Operation Sharing Ops

Sharing operations is a breakthrough model for large and small credit unions alike.


As both large and small credit unions seek ways to enhance efficiency and deliver more value to their members, sharing operations is an option worthy of serious consideration.

Bethpage Federal Credit Union ($5.4B, Bethpage, NY) launched a technology collaboration effort a decade ago through Open Technology Solutions. In 2012, Bethpage, Bellco Credit Union ($2.5B, Greenwood Village, CO), and State Employees of Maryland ($2.7B, Linthicum, MD) credit unions expanded that collaboration effort through S3, Shared Service Solutions, LLC. The CUSO centralizes back-office operations including deposit, consumer lending, collections, and call center solutions for the three credit unions.

“The fundamental reason we started collaborating 10 years ago still holds true today,” says Kirk Kordeleski, CEO of Bethpage FCU. “While our size is large for a credit union, it is not large for a bank or a bank holding company and we needed to create scale to compete with other financial institutions in our market.”

The scale that OTS and now S3 are helping create is not only financially beneficial but also has helped the credit unions in terms of speed to market and provided the ability to focus resources squarely on products and services.

“Bethpage didn’t have to do this to cut costs, but with our strategy to deliver on both service and price, we felt collaboration was critical for us to grow,” Kordeleski says. “If collaboration and scale are critical to your future success, you should absolutely consider it.”

The results are undeniable. According to Kordeleski, Bethpage saves $4 million a year with OTS and it will save $8 million more a year through S3, which still has six months left in its two-year roll out period. The dual-market strategy of offering the best price to members and delivering high-touch service is expensive. For Bethpage, reducing its back-office operating expenses through collaboration has allowed it to increase member-facing jobs locally by 13% and set the stage for long-term growth. Despite the strong up-side, however, it still takes courage to break down the barriers and drive the decision to collaborate throughout the organization.

“The actual agreement on standardization and setting up operations among the three credit unions wasn’t as difficult as we thought it might be,” Kordeleski says. “The much more complex and difficult part has been creating the right form of governance for the structures and getting the boards aligned. For something of this magnitude to be successful over the long term, you definitely need board and organizational support.”

The collaboration might be open to taking on a fourth or fifth partner in the future, but finding the right partners that see eye-to-eye is critical.

“Fewer partners come to quicker decisions and that matters,” says Kordeleski in relation to the make up of the OTS/S3 group.

A Shared Model For Smaller Shops

The shared model is not just for big credit unions. A small group of credit unions in the mid-Atlantic region is working on a similar joint operations effort. Through Mid-Atlantic Corporate’s Re-Kindle: Go Big initiative, six credit unions with assets between $60 million and $140 million are teaming up to streamline six major back-office functions in order to gain scale without mergers. The multi-year project was inspired by other credit union collaboration efforts such as OTS and S3, but is geared to smaller shops.

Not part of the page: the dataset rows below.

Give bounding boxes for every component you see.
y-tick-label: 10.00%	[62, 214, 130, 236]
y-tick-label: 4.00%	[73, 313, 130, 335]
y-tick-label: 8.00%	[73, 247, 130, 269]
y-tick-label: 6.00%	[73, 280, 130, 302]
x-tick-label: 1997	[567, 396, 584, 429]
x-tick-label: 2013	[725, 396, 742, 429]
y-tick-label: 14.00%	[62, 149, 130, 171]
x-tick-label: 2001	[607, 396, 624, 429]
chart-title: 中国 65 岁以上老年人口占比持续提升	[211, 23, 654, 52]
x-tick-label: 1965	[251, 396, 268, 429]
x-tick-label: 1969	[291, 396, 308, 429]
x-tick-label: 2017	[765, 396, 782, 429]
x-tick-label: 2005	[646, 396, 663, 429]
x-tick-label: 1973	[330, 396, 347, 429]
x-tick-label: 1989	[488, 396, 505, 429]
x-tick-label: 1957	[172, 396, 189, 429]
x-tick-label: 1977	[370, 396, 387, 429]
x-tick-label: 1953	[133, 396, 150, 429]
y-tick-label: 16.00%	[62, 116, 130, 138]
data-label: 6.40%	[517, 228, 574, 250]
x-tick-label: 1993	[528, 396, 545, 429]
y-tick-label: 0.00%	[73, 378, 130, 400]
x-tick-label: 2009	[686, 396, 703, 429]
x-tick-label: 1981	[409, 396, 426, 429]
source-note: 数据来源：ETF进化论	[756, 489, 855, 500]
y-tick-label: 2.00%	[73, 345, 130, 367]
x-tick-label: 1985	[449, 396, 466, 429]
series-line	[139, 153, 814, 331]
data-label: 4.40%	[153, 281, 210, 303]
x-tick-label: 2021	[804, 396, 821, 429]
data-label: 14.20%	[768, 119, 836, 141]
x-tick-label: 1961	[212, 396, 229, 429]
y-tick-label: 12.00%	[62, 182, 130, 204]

Each participating CEO has taken leadership for a distinct aspect of the collaboration project. Joan Moran, CEO of Department of Labor Federal Credit Union, serves as the Go Big group’s “Synchronicity Officer” and is leading the charge to make back-office processes, procedures, and practices similar while maintaining the distinct identity of each credit union.

“This initiative is a big commitment and will require all of us to re-think the way we do things,” Moran says. “But the end goal of ensuring that each of our credit unions is around for the long term to serve our members — without merging — is worth the effort.”

The six credit unions involved have already dedicated a significant number of man-hours to the project, and the early math is showing the cost savings of joining forces will likely surpass the group’s goal of saving 25% on the back-office operations. Initially core processing, contact center, compliance/vendor management, collections, and card processing/electronic funds transfer will be the focus of the collaboration effort, but the ground has identified other potential shared functions to consider down the road.

“The Go Big initiative is exciting for all of us and for our members,” Moran says. “I can’t wait to see what the future holds.”




Jan. 27, 2014


  • Kirk Kordeleski was right. You have to see eye to eye to make this work. But I applaud him and Rod Statz and the others who collaberate in this way. Credit Unions are a scale business. We depend on technology platforms that have high fixed costs and low variable costs. When credit unions share core data processing platforms they can save a lot of money. The question is can all of the participants agree on a development road map? For example if one credit unions wants to enter business services, will the other support that? What if one credit union wants SalesForce to manage member relations? SAFE CU is about to buy a new core data processing system. We have also had our own core because we do a lot of innovation and we want the freedom to choose our own path to the future. The alternative to collaberation is consolidation. That isn't always an easy road either. You develop scale but you end up in many cases having to dedicate a year to doing the merger and another year to clean up all of the loose ends or problems you find. I endorse what Kirk and Rod have done. You just have to find the right partners. Once you take that route it is very difficult if not impossible to go back to doing it on your own.